The chimney was blocked, it turned out. The entire room filled up with smoke in minutes. Jane would have no doubt perished in it if not for Molly again, coming up to bring her bread and milk.
The fire was extinguished and Jane was beaten, and Molly, dismissed.
The next time Jane went into the red room, she did so in the dark.
Thornfield was so little like Lowood School that Jane sometimes wondered if her being here was but a dream. Perhaps she would wake soon and find herself in the small, cold bed in Lowood School, with a whole, dreary life stretching out ahead of her. But it was not so. Every day she woke up, warm and rested. Breakfast was generous and Mrs. Fairfax seemed eager to fatten her up, as she said, for Jane was entirely too frail, in her opinion. Then Adele would make her cheerfully dramatic entrance and the rest of Jane’s day would be devoted to keeping her student attentive and learning.
Jane enjoyed it-- she enjoyed almost everything about her new life. Despite the obvious constraints of her position, she felt freer here than she had her entire life.
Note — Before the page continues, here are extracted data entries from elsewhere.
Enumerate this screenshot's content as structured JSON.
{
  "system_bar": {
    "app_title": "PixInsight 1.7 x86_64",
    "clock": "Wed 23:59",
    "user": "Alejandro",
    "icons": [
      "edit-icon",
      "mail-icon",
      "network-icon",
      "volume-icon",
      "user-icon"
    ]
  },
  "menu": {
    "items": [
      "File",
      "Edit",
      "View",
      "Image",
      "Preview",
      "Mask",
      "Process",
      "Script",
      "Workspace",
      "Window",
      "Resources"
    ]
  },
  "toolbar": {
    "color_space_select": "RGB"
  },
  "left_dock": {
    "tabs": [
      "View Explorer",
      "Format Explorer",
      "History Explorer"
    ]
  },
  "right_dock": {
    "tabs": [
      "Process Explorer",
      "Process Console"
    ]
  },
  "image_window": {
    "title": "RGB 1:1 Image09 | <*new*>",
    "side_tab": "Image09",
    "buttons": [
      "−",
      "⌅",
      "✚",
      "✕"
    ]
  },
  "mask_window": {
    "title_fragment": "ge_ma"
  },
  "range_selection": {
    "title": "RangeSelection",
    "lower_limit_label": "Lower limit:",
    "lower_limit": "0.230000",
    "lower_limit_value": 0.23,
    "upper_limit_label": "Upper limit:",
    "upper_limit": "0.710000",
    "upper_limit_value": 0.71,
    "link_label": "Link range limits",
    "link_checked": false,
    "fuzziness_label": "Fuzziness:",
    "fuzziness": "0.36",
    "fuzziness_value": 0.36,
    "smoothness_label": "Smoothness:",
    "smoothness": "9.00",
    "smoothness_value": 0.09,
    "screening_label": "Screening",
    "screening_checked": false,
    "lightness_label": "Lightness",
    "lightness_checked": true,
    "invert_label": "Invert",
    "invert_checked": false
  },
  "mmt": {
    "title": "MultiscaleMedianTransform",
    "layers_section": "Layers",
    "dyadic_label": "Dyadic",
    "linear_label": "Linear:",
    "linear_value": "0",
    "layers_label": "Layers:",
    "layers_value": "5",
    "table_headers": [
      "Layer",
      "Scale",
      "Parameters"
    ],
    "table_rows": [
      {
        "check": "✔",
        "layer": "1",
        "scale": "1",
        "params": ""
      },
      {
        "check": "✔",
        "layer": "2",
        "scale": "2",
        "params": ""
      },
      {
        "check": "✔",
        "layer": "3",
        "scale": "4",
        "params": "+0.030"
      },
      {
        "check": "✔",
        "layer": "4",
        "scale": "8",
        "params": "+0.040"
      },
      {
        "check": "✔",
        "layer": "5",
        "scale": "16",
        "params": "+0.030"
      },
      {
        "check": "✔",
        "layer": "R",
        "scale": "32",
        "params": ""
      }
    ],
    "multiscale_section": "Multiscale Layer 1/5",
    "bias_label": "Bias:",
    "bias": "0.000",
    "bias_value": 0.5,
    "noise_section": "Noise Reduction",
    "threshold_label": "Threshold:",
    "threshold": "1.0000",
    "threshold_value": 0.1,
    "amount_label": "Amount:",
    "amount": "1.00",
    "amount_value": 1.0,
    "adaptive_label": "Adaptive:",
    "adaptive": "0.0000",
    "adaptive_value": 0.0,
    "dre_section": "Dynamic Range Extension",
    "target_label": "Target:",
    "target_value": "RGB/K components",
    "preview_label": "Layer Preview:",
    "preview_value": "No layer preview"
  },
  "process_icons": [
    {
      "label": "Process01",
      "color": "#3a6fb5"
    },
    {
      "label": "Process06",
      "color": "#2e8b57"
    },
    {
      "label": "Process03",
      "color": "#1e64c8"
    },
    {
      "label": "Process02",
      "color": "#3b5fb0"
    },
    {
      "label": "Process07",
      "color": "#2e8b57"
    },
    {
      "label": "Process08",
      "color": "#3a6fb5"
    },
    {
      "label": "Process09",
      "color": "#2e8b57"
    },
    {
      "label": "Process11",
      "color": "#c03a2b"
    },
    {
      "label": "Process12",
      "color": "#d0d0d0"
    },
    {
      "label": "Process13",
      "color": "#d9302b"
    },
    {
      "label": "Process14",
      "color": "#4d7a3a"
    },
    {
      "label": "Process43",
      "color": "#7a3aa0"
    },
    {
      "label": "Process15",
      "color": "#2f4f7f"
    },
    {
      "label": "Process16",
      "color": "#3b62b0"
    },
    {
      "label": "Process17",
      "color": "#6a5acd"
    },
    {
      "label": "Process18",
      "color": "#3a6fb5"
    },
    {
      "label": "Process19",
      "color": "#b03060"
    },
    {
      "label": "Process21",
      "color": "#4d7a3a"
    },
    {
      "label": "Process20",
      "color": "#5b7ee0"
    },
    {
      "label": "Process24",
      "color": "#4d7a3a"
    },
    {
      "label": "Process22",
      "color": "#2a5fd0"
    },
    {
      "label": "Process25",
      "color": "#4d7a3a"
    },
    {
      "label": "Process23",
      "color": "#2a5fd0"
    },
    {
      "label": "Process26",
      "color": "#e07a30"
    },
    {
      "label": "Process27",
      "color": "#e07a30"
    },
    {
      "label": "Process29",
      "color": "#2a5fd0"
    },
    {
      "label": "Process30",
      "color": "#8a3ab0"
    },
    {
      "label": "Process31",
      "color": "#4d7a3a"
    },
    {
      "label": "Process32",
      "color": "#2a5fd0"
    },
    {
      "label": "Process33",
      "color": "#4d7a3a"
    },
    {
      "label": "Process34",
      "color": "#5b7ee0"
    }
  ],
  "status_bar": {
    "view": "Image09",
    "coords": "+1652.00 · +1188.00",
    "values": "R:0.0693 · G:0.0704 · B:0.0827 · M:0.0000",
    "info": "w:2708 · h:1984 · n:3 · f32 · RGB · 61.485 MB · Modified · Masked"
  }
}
Here, among people who were friendly and interested in her, who did not seem to think she was wicked and flawed, Jane thought she could find a place for herself. She knew it would not last long-- Adele was young, but growing, and would not need a governess forever, but Jane hoped-- well, she hoped that the feeling of independence Thornfield gave her would stay, even when she eventually left here.
Yes, it was wonderful-- all was well. All but the terrible nightmares that she had begun to suffer from since she had come here. At first, they happened only occasionally, just flashes of dark against the usual fabric of Jane’s dreams. Her usual dreams were not always happy ones-- visions of the red room, or memories of her aunt and cousins’ cruelty or Helen’s illness and death dominated-- but these dreams were not like those familiar miseries.
It felt almost as if Jane was dreaming in someone else’s memories. It would always start in the same way-- she would be sitting in a stifling hot room as strangers moved around her, looking at her and occasionally touching her face and hair. A man suddenly loomed over her, his face dead-white in the gloom.
“Bertha Antoinetta,” he intoned, “have you prayed?”
“Father ... ” Jane began to say, but no words came out.
It is ready, someone shouted and suddenly it seemed that everyone, at once, was determined to pull Jane out of the room and bring her somewhere that she knew she did not want to be. She fought then, thrashed and screamed in their pitiless grips, but they led her on, inexorably, to-- somewhere.
That would be when Jane would startle awake. She would not be in her bed, but in some part of the house she had never been to during normal, waking hours. It seemed that she liked to climb when she was asleep, for she would usually find herself shivering and confused in an attic room that she doubted was in use-- the walls here were scorched with fire and it seemed a miracle that whatever had happened here hadn’t spread to the rest of the house.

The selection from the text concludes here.